Jun 5 15:09:43 bilprdci vmunix: Dead gateway detection can't ping the last remaining default gateway at 0xac1008c8 .See ndd -h ip_ire_gw_probe for more info

Jun 5 15:12:52 bilprdci cmnetd[3812]: 172.16.8.165 recovered.

Jun 5 15:12:52 bilprdci cmnetd[3812]: Subnet 172.16.8.0 up

Jun 5 15:12:52 bilprdci cmnetd[3812]: lan900 is up at the IP layer.

Jun 5 15:12:43 bilprdci vmunix: Dead gateway detection can't ping the last remaining default gateway at 0xac1008c8 .See ndd -h ip_ire_gw_probe for more info

Jun 5 15:12:52 bilprdci cmnetd[3812]: lan900 recovered.

Jun 5 15:18:38 bilprdci cmnetd[3812]: Link level address on network interface lan901 has been changed from 0xf4ce46f488fa to 0xf4ce46f48808.

Jun 5 15:18:38 bilprdci cmnetd[3812]: lan901 is down at the data link layer.

Jun 5 15:18:38 bilprdci cmnetd[3812]: lan901 failed.

Jun 5 15:18:38 bilprdci cmnetd[3812]: Subnet 10.10.12.0 down

Jun 5 15:18:39 bilprdci cmcld[3803]: Member bilprddb seems unhealthy, not receiving heartbeats from it.

.......

Looks like some network problems, both of your aggregates went down and the node lost the heartbeat with other nodes, which is possible cause of reboot. You should check it with your network team, what was going on exactly...

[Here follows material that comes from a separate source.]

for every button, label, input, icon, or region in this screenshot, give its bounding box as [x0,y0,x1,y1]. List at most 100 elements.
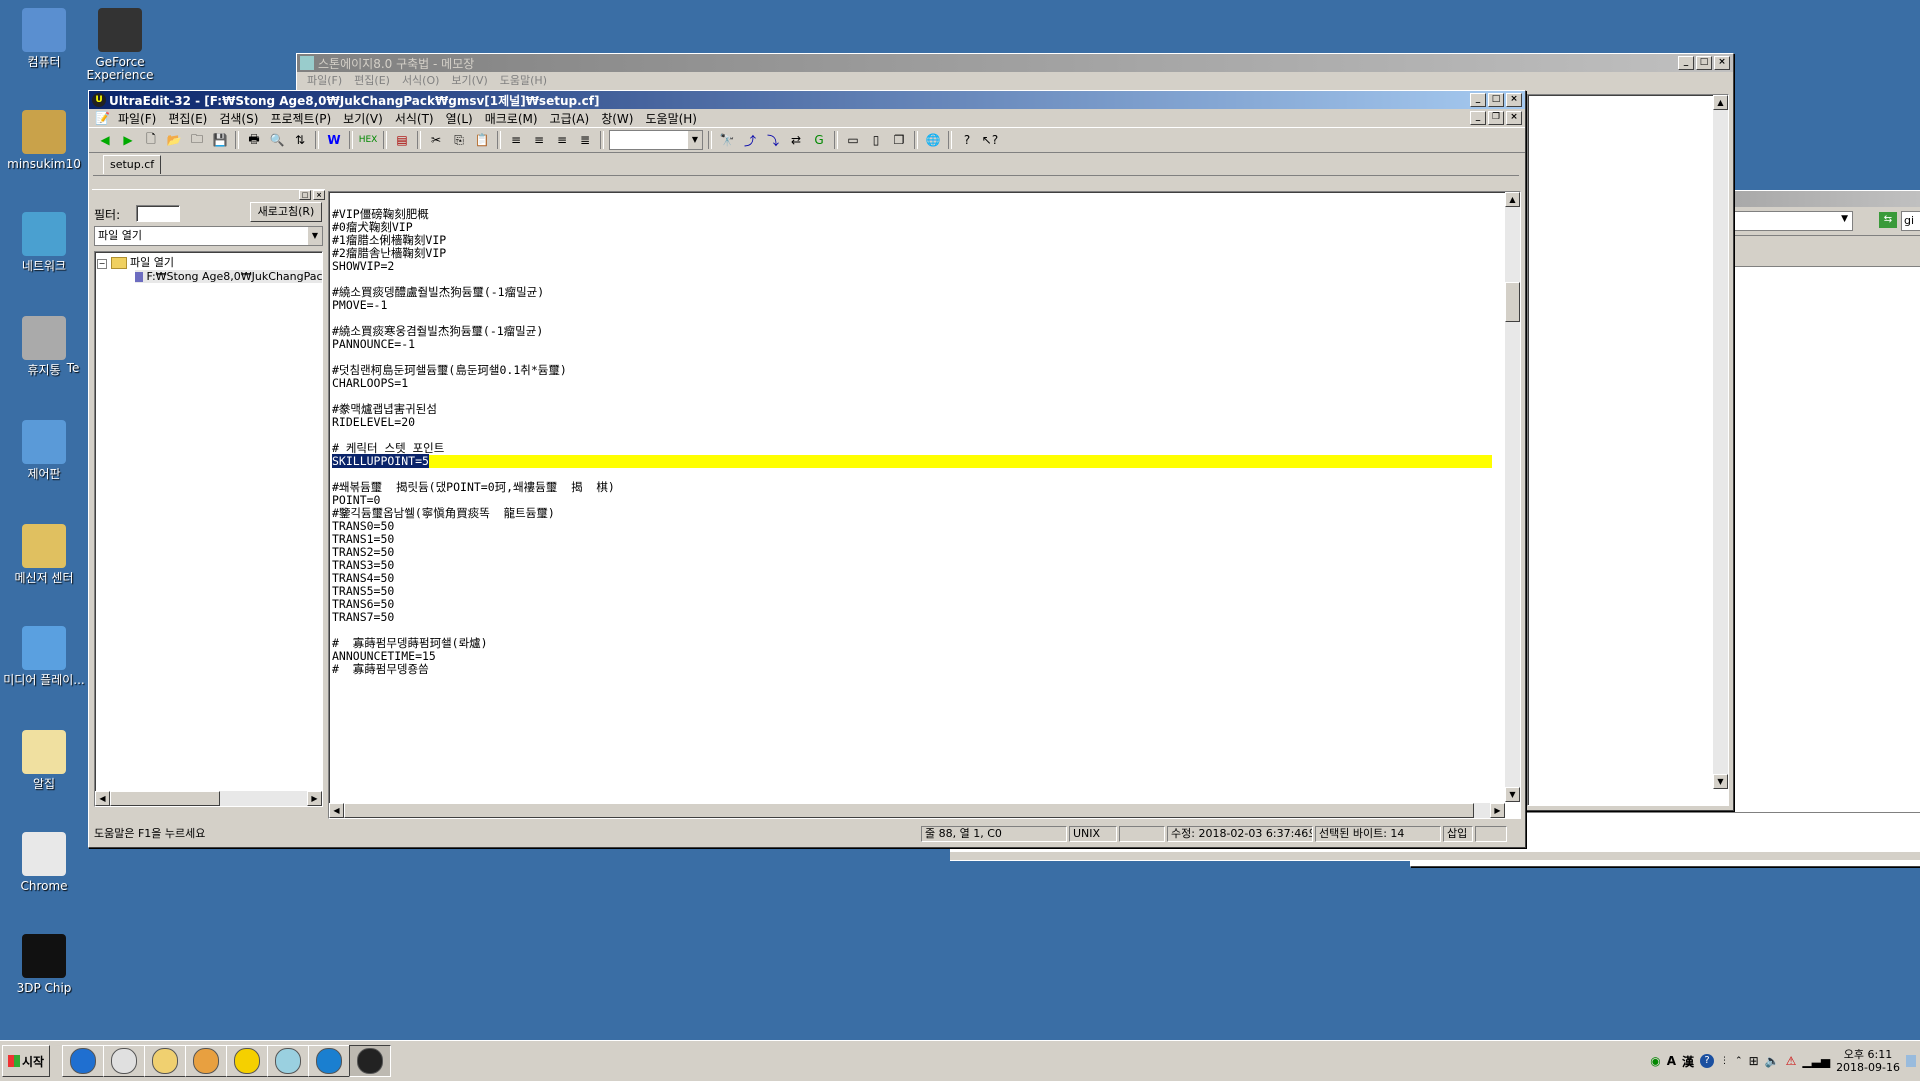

How many nodes are in the cluster? In the logs it says that the cluster later on formed with only one node and the other 2 were excluded, is that a 3-node cluster then?


Re: Server Reboot

Yes, complete network failure between the 2 nodes in the cluster by the look of it - this should never be able to happen unless the aggregates from both lan900 and lan901 run through the same networking kit. So first port of call is to talk to your network team and ask them why all their network switches failed at the same time...

After the network failed, the remore node (bilprddb) was ejected from the cluster following a race for the cluster lock disk - this is normal cluster behaviour when 2 nodes in a cluster cannot communicate over any LAN interfaces.

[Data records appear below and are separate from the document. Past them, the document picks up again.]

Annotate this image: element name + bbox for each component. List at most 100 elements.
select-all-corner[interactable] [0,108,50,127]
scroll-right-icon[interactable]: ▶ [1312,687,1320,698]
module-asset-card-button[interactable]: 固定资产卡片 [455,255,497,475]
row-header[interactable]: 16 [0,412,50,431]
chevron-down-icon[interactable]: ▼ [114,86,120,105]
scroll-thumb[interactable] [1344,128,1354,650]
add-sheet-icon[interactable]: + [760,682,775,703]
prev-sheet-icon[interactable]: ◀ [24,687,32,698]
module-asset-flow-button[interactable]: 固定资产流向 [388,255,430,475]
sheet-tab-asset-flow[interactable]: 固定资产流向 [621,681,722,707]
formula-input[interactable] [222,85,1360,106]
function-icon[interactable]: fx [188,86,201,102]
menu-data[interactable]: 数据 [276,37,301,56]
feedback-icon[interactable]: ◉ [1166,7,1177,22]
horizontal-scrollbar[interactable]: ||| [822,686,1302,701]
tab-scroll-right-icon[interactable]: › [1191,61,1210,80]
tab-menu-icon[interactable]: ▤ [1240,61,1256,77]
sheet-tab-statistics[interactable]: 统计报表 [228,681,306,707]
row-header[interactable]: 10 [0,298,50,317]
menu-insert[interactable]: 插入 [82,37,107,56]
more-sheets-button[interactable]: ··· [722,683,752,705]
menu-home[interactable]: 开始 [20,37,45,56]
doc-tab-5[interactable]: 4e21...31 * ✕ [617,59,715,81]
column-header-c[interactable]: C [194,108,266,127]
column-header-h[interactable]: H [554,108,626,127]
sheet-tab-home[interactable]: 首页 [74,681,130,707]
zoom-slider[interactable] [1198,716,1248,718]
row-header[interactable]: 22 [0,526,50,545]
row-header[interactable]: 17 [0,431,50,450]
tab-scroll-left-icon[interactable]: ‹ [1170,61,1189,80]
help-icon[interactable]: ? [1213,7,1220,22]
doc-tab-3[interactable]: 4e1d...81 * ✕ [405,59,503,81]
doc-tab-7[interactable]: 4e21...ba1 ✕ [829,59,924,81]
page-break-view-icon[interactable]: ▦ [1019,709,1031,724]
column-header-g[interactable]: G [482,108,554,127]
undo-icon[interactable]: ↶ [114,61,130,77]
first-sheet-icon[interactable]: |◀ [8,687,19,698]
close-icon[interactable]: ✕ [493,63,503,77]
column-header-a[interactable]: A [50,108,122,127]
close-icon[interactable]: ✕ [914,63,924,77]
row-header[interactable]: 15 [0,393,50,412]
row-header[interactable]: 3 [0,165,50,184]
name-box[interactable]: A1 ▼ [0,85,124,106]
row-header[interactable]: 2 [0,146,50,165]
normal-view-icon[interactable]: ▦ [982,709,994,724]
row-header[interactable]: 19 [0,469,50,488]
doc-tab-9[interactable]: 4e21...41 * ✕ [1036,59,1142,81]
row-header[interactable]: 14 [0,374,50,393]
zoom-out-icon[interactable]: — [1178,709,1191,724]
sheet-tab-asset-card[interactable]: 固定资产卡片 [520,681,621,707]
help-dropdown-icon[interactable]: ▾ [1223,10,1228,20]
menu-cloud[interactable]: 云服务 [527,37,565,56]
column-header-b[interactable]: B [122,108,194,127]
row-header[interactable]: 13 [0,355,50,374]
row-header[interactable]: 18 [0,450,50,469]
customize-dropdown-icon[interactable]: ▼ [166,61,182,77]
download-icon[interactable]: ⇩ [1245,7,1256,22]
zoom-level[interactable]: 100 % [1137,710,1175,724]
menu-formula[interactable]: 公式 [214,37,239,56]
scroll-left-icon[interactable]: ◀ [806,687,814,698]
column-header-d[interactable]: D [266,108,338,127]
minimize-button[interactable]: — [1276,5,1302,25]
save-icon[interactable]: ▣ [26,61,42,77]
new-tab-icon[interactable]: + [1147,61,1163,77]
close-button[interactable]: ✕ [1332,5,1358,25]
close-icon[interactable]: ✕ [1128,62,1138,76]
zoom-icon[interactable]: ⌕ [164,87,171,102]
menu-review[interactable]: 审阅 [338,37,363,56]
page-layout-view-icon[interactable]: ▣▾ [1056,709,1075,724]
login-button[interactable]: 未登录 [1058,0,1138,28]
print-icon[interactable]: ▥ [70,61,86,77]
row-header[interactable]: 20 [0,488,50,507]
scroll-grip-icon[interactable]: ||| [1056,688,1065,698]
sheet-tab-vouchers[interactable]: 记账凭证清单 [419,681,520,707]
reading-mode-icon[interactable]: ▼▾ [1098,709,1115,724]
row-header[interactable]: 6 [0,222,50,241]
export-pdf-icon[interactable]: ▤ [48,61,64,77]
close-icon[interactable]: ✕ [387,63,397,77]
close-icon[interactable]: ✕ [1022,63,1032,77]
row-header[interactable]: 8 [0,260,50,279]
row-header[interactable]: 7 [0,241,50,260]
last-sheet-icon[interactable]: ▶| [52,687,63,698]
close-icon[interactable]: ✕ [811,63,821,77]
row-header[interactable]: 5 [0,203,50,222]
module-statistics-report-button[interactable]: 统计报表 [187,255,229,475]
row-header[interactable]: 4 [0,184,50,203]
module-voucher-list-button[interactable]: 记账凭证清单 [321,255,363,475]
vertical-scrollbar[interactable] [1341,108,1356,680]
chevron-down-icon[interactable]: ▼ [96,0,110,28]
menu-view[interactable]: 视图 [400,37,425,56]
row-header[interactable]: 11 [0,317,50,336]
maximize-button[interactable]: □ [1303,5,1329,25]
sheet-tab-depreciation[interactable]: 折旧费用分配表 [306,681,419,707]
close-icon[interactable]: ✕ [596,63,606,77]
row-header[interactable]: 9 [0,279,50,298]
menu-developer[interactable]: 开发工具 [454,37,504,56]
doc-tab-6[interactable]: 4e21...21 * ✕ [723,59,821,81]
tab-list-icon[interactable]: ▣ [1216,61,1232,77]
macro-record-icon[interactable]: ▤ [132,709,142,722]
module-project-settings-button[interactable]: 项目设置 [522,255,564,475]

bilprdci formed a one node cluster, and attempted to start the dbPRD package, which failed (reason unknown - you would need to look at the package log for this, but most likely due to the complete network failure)

Later bilprddb rejoined the cluster and someone manually stopped and started ciPRD on bilprdci

So my advice here is:

1. Review your cluster package logs as well, as they may throw more light on the nature of the failure(s) here.

2. You need a ground up review of the network design within this cluster - a good cluster design should never be able to lose all network links at the same time.

3. Lots of nasty NFS issues in here too, no doubt caused by the network outage - however you should review that you are following the NFS best practice when used in a cluster

4. You need to check your name resolution standards in /etc/nsswitch.conf. In a cluster you really need to have name resolution handled first by files and only then by DNS, and you need to make sure all the interfaces are consistently named in /etc/hosts on both cluster nodes

HTH

Duncan

I am an HPE Employee
Accept or Kudo
kunjuttan
Super Advisor

Re: Server Reboot

Thank you all for the support.Its a 2node cluster.And one more thing,If HB lan got failed,is it natural that the other node will get rebooted??Here HB lan fails and my primary node gets rebooted.Is it natural in case when HB lan fails?Or even if HB lan it shuld only swicth over the packages and the server shuld b intact?
Solution

Re: Server Reboot

In a 2 node cluster, if all the heartbeat LANs between the 2 nodes fail, then one of the nodes is going to get rebooted... this is to ensure that your data is not corrupted.

If neither node can talk to the other, how do they know whether the other node is running one of the packages in the cluster or not... they can't, so what happens is they both try and obtain the cluster lock and the node that "loses" the race for the cluster lock reboots itself. It could just as easily have been the other node that lost the race for the cluster lock...

HTH

Duncan

I am an HPE Employee
Accept or Kudo
kunjuttan
Super Advisor

Re: Server Reboot

Thanks Duncan....I was luking for the same.